Filosofia
Porque a miséria também mora aqui...
(foto Flickr)
Querida Sofia,
A miséria em Paris não é um facto histórico ou actual. É intemporal! (lembras-te do livro Le Parfum do escritor Patrick Süskind? ou da juventude da Edith Piaf retrada no filme oscarizado La Môme de Oliver Dahan? pobreza, miséria e mendigos já existiam nos séculos XVIII e inicio do XX... e antes... e depois...) Antes de vir morar para França, tinha a certeza que um pais com um sistema social tão forte não tinha pessoas desvaforecidas. E eu estava (redondadamente) enganada. Que seja em Paris, em Montpellier (onde morei cinco anos) ou em qualquer outra cidade de l'Hexagone, podemos deparar-nos com casos sociais dos mais variados e dificeis. Em Montpellier, e como em milhares de outros centros urbanos, foi construido nos anos 1960 um ZUP (Zona a Urbanizar em Prioridade) baptizado de La Paillade. Inicialmente destinado a albergar os Franceses da Argélia (França-Argélia conhecem um historico parecido com o de Portugal-Angola no que toca a Colonia e Independencia), hoje esses bairros têm a pior das reputações, no que toca a bandidagem, vandalismo, (des)reinserção social e (des)urbanização. Hoje lá moram muitos antigos emigrantes, os seus descendentes e Franceses de classe social baixa ou média-baixa. É o que aqui se chama de morar na banlieue ou na cité. Nem todo o mundo direito a abonos do Estado. Conheço uma pessoa que recebia abonos a mais dos que tinha direito pois tinha tido a "arte" de mentir na sua declaração às autoridades. Conheço outros casos de homens que tinham um emprego e que do nada, foram despedidos. Não indo trabalhar, ficavam em casa, o tempo ia passando, e os abonos diminuindo. Aos poucos, tornavam-se pesos para as suas esposas e muitas vezes, acabavam por se separar. Procuravam um novo domicilio, mais pequeno, mas com o tempo, deparavam-se com a impossibilidade de pagar. Para muitos, o tempo era curto até terem de dormir em centros sociais e no pior dos cenarios, NA RUA, à porta de um prédio, numa esquina protegida do vento, num banco de parque municipal mal iluminado.
Daí a minha pergunta neste post da semana passada. Não sei distinguir a alegria da tristeza nas respostas que aqui recebi. Achei mais do que positivo ver que muitos de vocês têm o hábito de dar comida aos pedintes, os trocos que têm no bolso, a ajuda que podem... a outra face desta moeda é saber que infelizmente, há tanta gente necessitada. A verdade é que há de tudo neste mundo, tanto do lado do pedinte como do trauseunte.

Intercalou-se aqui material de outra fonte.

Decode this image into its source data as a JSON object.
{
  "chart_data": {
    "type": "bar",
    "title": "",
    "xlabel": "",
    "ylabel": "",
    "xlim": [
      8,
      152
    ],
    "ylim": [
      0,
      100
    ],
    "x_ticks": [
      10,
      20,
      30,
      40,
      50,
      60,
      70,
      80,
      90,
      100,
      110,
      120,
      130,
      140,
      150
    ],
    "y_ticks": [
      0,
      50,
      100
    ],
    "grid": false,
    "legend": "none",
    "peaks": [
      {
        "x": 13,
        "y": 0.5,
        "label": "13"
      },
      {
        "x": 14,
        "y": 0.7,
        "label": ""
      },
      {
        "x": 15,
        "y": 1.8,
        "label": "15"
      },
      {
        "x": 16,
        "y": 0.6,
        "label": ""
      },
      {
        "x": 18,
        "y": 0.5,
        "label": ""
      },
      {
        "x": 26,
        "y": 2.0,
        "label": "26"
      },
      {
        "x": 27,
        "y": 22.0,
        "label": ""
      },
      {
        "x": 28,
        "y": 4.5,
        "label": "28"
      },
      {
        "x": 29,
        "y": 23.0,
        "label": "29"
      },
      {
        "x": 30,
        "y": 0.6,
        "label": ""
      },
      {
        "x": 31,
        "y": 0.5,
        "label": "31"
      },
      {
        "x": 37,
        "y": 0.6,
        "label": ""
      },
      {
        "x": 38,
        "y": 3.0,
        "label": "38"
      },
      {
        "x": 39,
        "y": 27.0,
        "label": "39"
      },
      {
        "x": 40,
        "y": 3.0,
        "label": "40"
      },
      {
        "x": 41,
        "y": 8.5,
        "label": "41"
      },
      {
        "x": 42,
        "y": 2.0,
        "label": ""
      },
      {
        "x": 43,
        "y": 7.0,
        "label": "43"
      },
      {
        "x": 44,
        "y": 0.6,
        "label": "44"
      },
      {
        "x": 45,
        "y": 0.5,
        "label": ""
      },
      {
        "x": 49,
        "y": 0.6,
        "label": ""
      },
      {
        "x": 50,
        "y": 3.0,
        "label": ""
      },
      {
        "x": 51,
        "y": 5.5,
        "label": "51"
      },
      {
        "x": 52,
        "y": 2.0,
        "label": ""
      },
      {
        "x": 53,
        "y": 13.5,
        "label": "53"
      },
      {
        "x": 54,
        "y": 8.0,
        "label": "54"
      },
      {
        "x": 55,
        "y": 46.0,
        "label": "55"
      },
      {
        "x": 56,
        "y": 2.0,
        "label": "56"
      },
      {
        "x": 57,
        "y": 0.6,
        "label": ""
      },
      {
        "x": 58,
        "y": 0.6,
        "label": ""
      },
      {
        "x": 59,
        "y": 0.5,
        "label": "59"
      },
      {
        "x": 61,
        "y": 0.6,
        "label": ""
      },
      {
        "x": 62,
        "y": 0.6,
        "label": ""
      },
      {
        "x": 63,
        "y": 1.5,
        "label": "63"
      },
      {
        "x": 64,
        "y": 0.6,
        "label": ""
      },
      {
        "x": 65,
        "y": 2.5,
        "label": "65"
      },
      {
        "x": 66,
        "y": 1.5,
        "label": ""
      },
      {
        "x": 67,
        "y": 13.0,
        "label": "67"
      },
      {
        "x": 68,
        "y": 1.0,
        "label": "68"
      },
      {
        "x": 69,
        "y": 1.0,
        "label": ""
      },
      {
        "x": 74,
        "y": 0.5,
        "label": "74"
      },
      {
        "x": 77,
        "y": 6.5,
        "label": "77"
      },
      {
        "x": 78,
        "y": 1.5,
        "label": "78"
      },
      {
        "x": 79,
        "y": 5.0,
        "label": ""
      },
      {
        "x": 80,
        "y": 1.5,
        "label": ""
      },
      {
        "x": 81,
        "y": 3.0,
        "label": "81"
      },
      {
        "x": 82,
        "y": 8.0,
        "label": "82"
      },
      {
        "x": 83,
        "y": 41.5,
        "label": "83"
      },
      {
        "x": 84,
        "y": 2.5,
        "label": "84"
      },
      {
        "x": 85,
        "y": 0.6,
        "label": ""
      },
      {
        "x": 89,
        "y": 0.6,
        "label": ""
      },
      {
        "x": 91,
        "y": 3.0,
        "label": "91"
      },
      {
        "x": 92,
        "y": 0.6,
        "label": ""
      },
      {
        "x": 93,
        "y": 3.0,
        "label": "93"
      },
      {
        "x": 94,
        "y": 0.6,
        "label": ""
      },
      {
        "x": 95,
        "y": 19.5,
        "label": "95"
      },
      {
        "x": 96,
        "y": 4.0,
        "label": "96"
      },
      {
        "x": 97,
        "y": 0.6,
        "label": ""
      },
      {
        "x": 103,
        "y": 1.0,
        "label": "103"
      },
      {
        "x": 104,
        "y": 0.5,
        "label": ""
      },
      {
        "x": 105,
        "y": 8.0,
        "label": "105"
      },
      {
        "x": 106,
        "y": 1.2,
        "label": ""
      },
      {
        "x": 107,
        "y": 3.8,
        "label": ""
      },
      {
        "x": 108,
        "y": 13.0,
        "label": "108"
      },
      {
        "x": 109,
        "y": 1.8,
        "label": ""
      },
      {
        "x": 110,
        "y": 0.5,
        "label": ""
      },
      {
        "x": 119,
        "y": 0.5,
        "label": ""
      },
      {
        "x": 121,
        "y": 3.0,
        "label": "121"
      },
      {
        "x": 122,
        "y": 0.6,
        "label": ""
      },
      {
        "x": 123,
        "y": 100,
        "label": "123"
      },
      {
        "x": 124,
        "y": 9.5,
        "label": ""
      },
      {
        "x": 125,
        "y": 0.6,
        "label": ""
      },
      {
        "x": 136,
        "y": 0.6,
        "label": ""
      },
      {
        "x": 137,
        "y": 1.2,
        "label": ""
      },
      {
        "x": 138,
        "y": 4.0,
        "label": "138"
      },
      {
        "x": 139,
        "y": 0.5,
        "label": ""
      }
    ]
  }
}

Há aquele pedinte que apenas estende a mão, há aquele pedinte surdo que deixa um bilhetinho escrito no teu colo quando estás sentada no comboio, há aquele pedinte que discursa a sua desgraça em alto e bom som no metro, há aquele pedinte que canta algo dos Gypsy Kings com um velho acordeão, há aquele pedinte que pede em silencio, de cabeça baixa, no auge da solidão. Há aquele trauseunte que passa rapidamente, há aquele trauseunte que vai à padaria do lado comprar pão, há aquele trauseunte que sorri rapidamente, há aquele trauseunte que ignora completamente, há aquele trauseunte que atira uma moeda com desdém, há aquele trauseunte que insulta ou grita "vai trabalhar, vagabundo!"... Há os que dão e outros que não. Isso é a opção de cada um. Há os que julgam e outros que não. Há os que querem ter a certezinha que o dinheiro é para uma refeição "não vá agora comprar droga ou alcool com isto, entendeu?!" e outros que não querem nem saber qual será o destino dos seus 50 cêntimos de Euro. No fundo, não sei se há uma atitude mais certa que qualquer outra. Tudo depende da vida, visão e educação de cada um.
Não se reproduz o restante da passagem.